Bir Repliğin Arkasında Yatanlar

Dünyanın neresinde olunursa olunsun, şartlar ne olursa olsun, oruç tutan, tutamayan, ububiyetini kavrayan, kültürüne tutunan veya hayatına sadece ismini alan hiç fark etmeksizin bir şekilde ramazan bayramına ulaşan bir milyar insan var.

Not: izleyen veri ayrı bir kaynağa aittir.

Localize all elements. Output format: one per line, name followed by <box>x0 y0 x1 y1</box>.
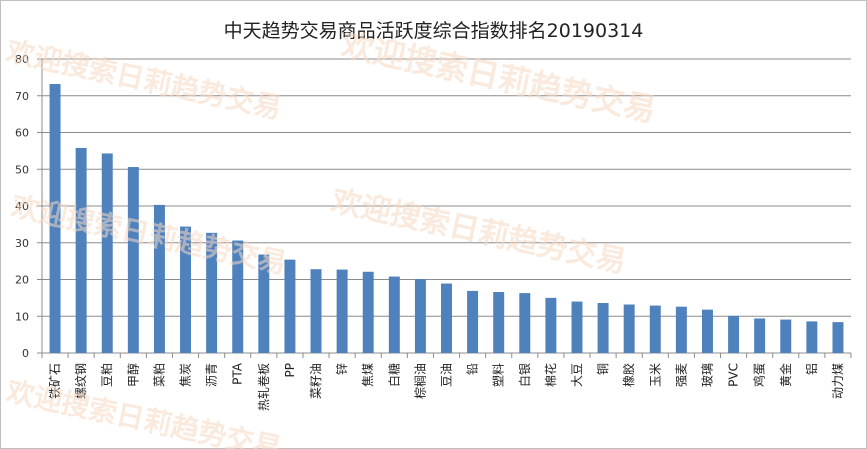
bar <box>441 283 452 353</box>
x-category-label: 玉米 <box>648 363 662 387</box>
x-category-label: 棉花 <box>543 363 558 387</box>
bar <box>310 269 322 353</box>
bar <box>232 240 244 353</box>
bar <box>206 232 218 353</box>
bar <box>493 291 505 353</box>
x-category-label: 豆油 <box>440 363 454 387</box>
y-tick-label: 10 <box>15 310 29 323</box>
bar <box>675 306 687 353</box>
x-category-label: PP <box>283 363 297 377</box>
x-category-label: 强麦 <box>674 363 688 387</box>
bar <box>75 147 87 353</box>
x-category-label: PVC <box>727 363 741 387</box>
y-tick-label: 40 <box>15 200 29 213</box>
x-category-label: PTA <box>231 362 245 385</box>
watermark-text: 欢迎搜索日莉趋势交易 <box>3 34 285 125</box>
x-category-label: 甲醇 <box>125 363 140 387</box>
bar <box>388 276 400 353</box>
bar <box>284 259 296 353</box>
bar <box>258 254 270 353</box>
x-category-label: 鸡蛋 <box>752 363 767 387</box>
bar <box>832 322 844 353</box>
bar <box>519 293 531 353</box>
y-tick-label: 50 <box>15 163 29 176</box>
y-tick-label: 0 <box>22 347 29 360</box>
y-tick-label: 80 <box>15 53 29 66</box>
bar <box>780 319 792 353</box>
bar <box>623 304 635 353</box>
bar <box>649 305 661 353</box>
y-tick-label: 30 <box>15 237 29 250</box>
bar <box>362 271 374 353</box>
bar <box>180 226 192 353</box>
x-category-label: 铅 <box>466 363 480 375</box>
bar <box>754 318 766 353</box>
x-category-label: 橡胶 <box>621 363 636 387</box>
x-category-label: 沥青 <box>205 363 219 387</box>
y-tick-label: 60 <box>15 127 29 140</box>
chart-title: 中天趋势交易商品活跃度综合指数排名20190314 <box>223 20 644 42</box>
x-category-label: 动力煤 <box>831 363 845 399</box>
x-category-label: 大豆 <box>570 363 584 387</box>
bar <box>728 315 740 353</box>
bar <box>597 303 609 353</box>
x-category-label: 玻璃 <box>700 363 714 387</box>
bar <box>49 83 61 354</box>
watermark-text: 欢迎搜索日莉趋势交易 <box>327 183 629 280</box>
bar <box>467 290 479 353</box>
x-category-label: 焦炭 <box>179 363 193 387</box>
watermark-text: 欢迎搜索日莉趋势交易 <box>337 25 659 129</box>
bar <box>336 269 348 353</box>
x-category-label: 铝 <box>804 363 819 375</box>
y-tick-label: 70 <box>15 90 29 103</box>
x-category-label: 黄金 <box>778 363 793 387</box>
x-category-label: 塑料 <box>491 363 506 387</box>
bar <box>414 279 426 353</box>
x-category-label: 锌 <box>335 363 349 375</box>
bar <box>571 301 583 353</box>
bar <box>127 167 139 353</box>
x-category-label: 豆粕 <box>99 363 114 387</box>
x-category-label: 铁矿石 <box>48 363 62 399</box>
x-category-label: 焦煤 <box>361 363 375 387</box>
bar <box>153 204 165 353</box>
bar <box>101 153 113 353</box>
x-category-label: 白银 <box>517 363 532 387</box>
bar <box>701 309 713 353</box>
x-category-label: 螺纹钢 <box>74 363 88 399</box>
x-category-label: 热轧卷板 <box>256 363 271 411</box>
x-category-label: 白糖 <box>386 363 401 387</box>
x-category-label: 菜籽油 <box>309 363 323 399</box>
x-category-label: 棕榈油 <box>412 363 427 399</box>
bar <box>545 297 557 353</box>
x-category-label: 铜 <box>595 363 610 375</box>
y-tick-label: 20 <box>15 274 29 287</box>
x-category-label: 菜粕 <box>151 363 166 387</box>
bar <box>806 321 818 353</box>
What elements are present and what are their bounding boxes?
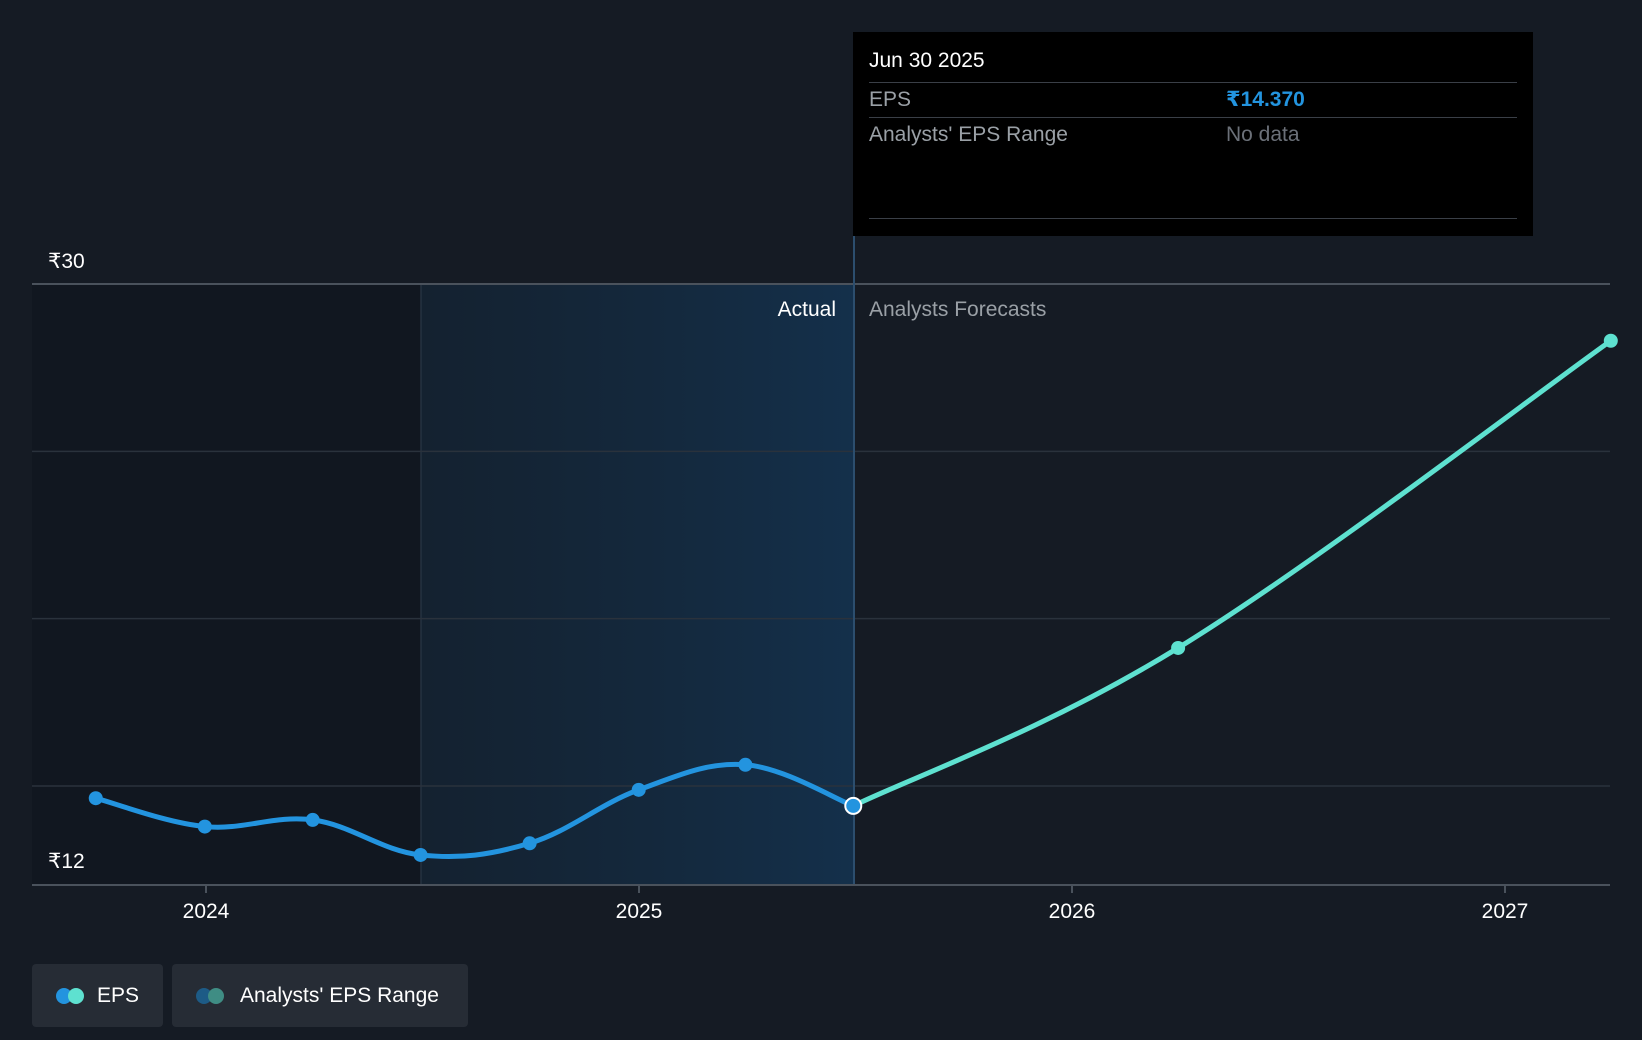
legend-eps-range-button[interactable]: Analysts' EPS Range — [172, 964, 468, 1027]
eps-point[interactable] — [738, 757, 753, 772]
eps-highlight-point[interactable] — [844, 796, 863, 815]
tooltip-row-range: Analysts' EPS Range No data — [869, 118, 1517, 152]
tooltip-eps-label: EPS — [869, 88, 912, 111]
x-axis-ticks: 2024 2025 2026 2027 — [183, 885, 1529, 923]
range-legend-icon — [196, 987, 226, 1004]
eps-point[interactable] — [197, 819, 212, 834]
eps-point[interactable] — [522, 836, 537, 851]
x-tick-label: 2027 — [1482, 900, 1529, 923]
gridlines — [32, 283, 1610, 787]
eps-forecast-line — [850, 338, 1614, 809]
actual-label: Actual — [778, 298, 836, 321]
legend: EPS Analysts' EPS Range — [32, 964, 468, 1027]
x-tick-label: 2026 — [1049, 900, 1096, 923]
past-region — [32, 284, 421, 885]
tooltip-eps-value: ₹14.370 — [1226, 88, 1305, 111]
eps-actual-line — [93, 761, 856, 860]
tooltip-range-value: No data — [1226, 123, 1300, 146]
series-layer — [88, 333, 1618, 862]
tooltip-date: Jun 30 2025 — [869, 46, 1517, 83]
forecast-label: Analysts Forecasts — [869, 298, 1046, 321]
y-axis-max-label: ₹30 — [48, 250, 85, 273]
y-axis-min-label: ₹12 — [48, 850, 85, 873]
eps-point[interactable] — [88, 791, 103, 806]
tooltip: Jun 30 2025 EPS ₹14.370 Analysts' EPS Ra… — [853, 32, 1533, 236]
legend-eps-label: EPS — [96, 983, 139, 1007]
tooltip-divider — [869, 218, 1517, 219]
eps-point[interactable] — [305, 812, 320, 827]
eps-legend-icon — [56, 987, 84, 1004]
eps-point[interactable] — [413, 847, 428, 862]
tooltip-row-eps: EPS ₹14.370 — [869, 83, 1517, 118]
legend-range-label: Analysts' EPS Range — [240, 983, 439, 1007]
x-tick-label: 2025 — [616, 900, 663, 923]
x-tick-label: 2024 — [183, 900, 230, 923]
tooltip-range-label: Analysts' EPS Range — [869, 123, 1068, 146]
eps-forecast-point[interactable] — [1171, 640, 1186, 655]
legend-eps-button[interactable]: EPS — [32, 964, 163, 1027]
eps-point[interactable] — [631, 782, 646, 797]
eps-forecast-point[interactable] — [1603, 333, 1618, 348]
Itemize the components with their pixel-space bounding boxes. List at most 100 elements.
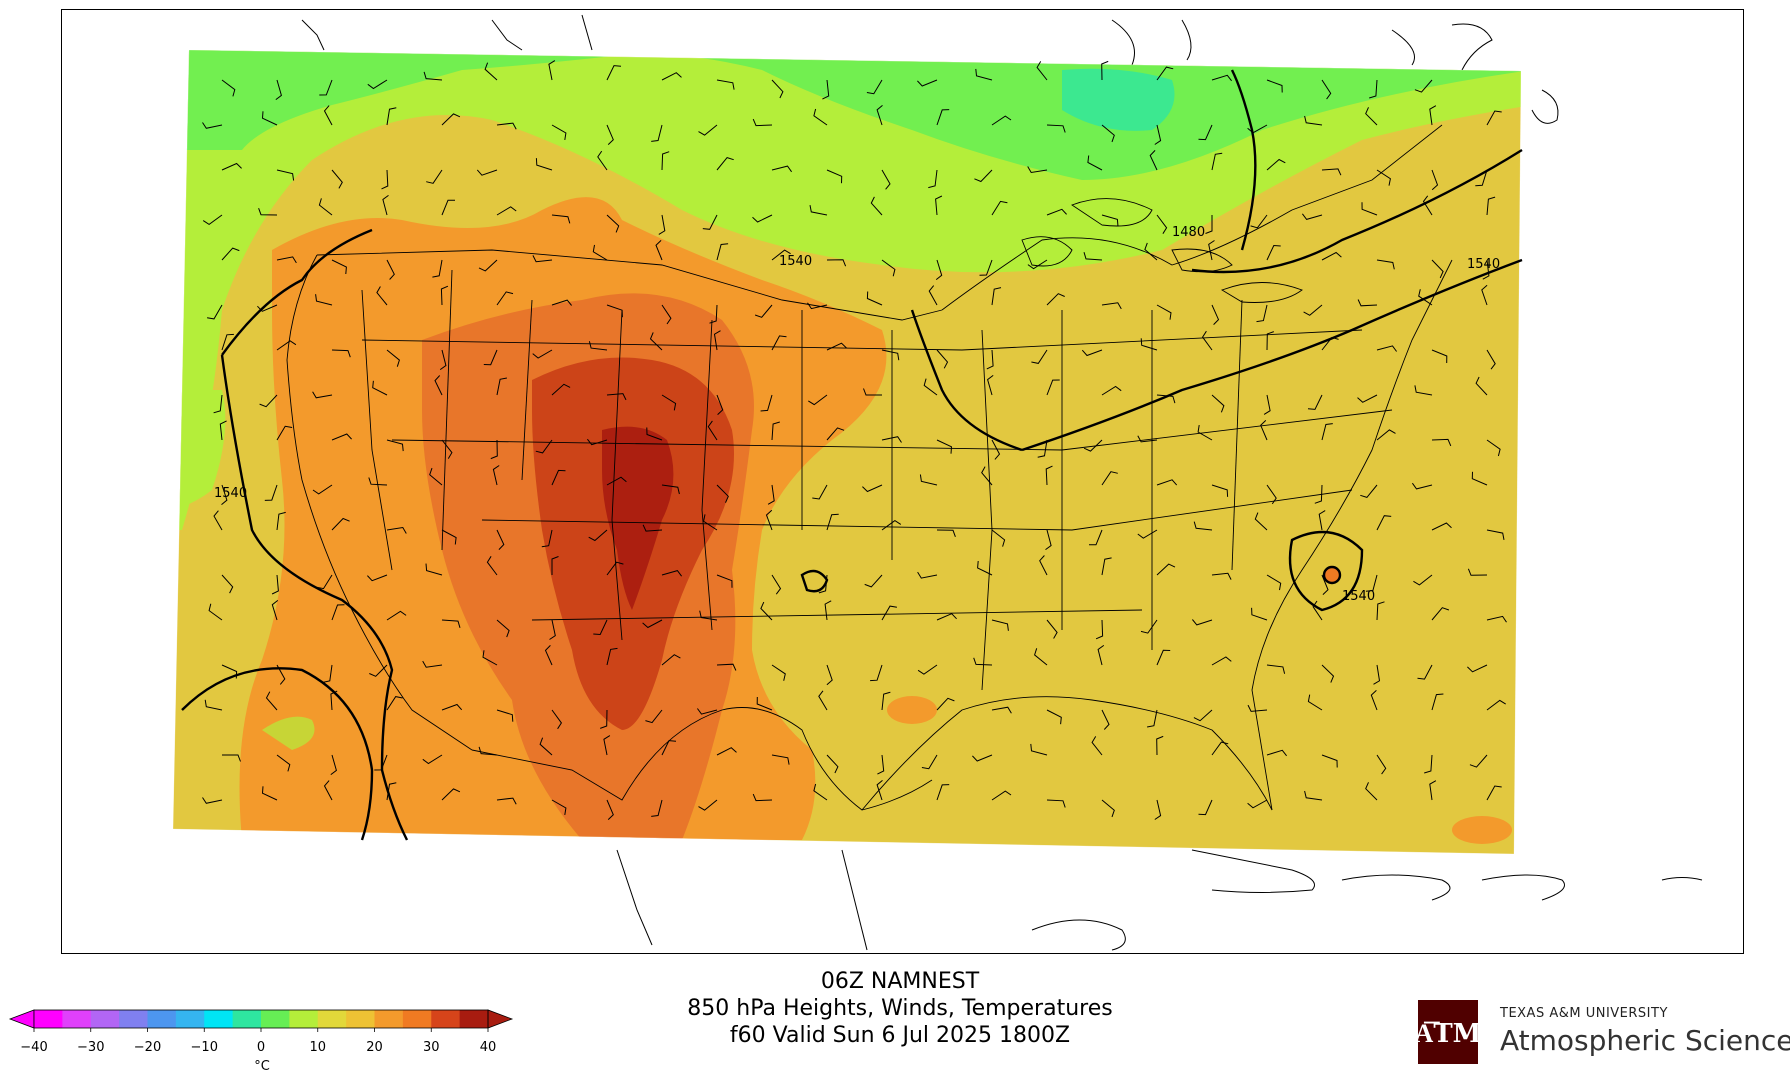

Müslüman olarak, yeryüzünün dağınık köşelerinde, tutulan oruçlardan, yapılan tefekkürlerden sonra insanlar, mükafat olarak nitelendirilen bayrama ulaştıklarında, bu sorumluluğu toplu olarak yerine getirmenin mutluluğunu yaşarlar.Bu nedenle birbirine karşı kalbi kırılmışlara, aralarındaki muhabbet sönmüşlere, öfkelerinin önüne geçememişlere bir çağrı niteliğinde bireysel ve toplumsal huzuru ,barışı tesis etme olarak bayramların toplumları refaha ulaştırma görevleri vardır.

Bu görevin tam işlevsel olarak yerine gelmesi içinde elbette her bireyin üzerine düşeni yapması gerekir.Bilindiği gibi ibadet diye nitelendirilen, Allah'a yakın olma halini en iyi dereceye getirebilmek adına yapılan her bir dini rituelin arkasında, insanın hem bireysel hem toplumsal yönden iyiliği ve gelişmesi yatar.İşte oruç ibadetide bu kapsamda değerlendirildiğinde, insanın hem kendini tanımasını, hem sosyal yönden açılım sağlamasına katkı sağlayarak insanı bayrama taşır.

Bu taşıma, kültürel değerler üzerinden, birbirini ziyaret etme,çocukları sevindirme, küsenleri barıştırma gibi göreceli olarak toplumlara yansır.Bu yansımada en çok çocukları etkiler.Bu nedenle yetişkinlerin kullandığı bir replik vardır.

Nerde o eski bayramlar diye..

Aslında bu cümlenin altında, bunu söyleyen kişinin çocukluğundaki bayramlar yatar.Bu kişi yetişkinliğe eriştiğinde o günlerini arar ve özlemini dile getirmek için bu repliği kullanır.Hatta, o günlerde zihnine işlenen bayram algısını yaşatma, günümüze taşıma cabasına girer.Bu bir devir daim döngüsüdür.

Bunu özellikle günümüzde, müslüman olmayan ülkelerde yaşayan ebeveynlerin çocuklarına dini değerlerini yaşatmaya çalışırlarken görebiliyoruz.Hatta sosyal medya etkisi ile bunu biraz abartarak yeni trend oluşumlara neden olduklarını söyleyebiliriz.

Bu kapsamda mesela, evin bir köşesini Ramazan ayına ait figürlerle bilinçaltına kaydetme bayramla ilgili süsleme ve hediyeleşme ile çocukların bayram algısını oluşturmaya çalışmaktadırlar. Başka bir taraftan bakarsak da, bu davranış noel karşıtı olarak çocuklara bir alternatif sunma çabası taşımaktadır.

Sebebi her ne olursa olsun tüm bu uğraşların, altında yatan neden, insanın çocukluğundaki dini ve milli kültürel değerlerini bilinçaltına nasıl aktarıldı ise, o zamanın şartlarında algıladığı şekli ile yetişkinliğinde kendi birincil grubuna ve çevresine aktarma süreci yaşamasıdır.Belki biraz küreselleşen dünyadan etkilenerek o eski şuuru eksilmiş olabilir ama çocuklar için yapılan hiç bir çaba boşuna değildir.

Bu replikler, insanın hayatında hep olmalı ki eski bayramlar yeni nesle aktarılsın.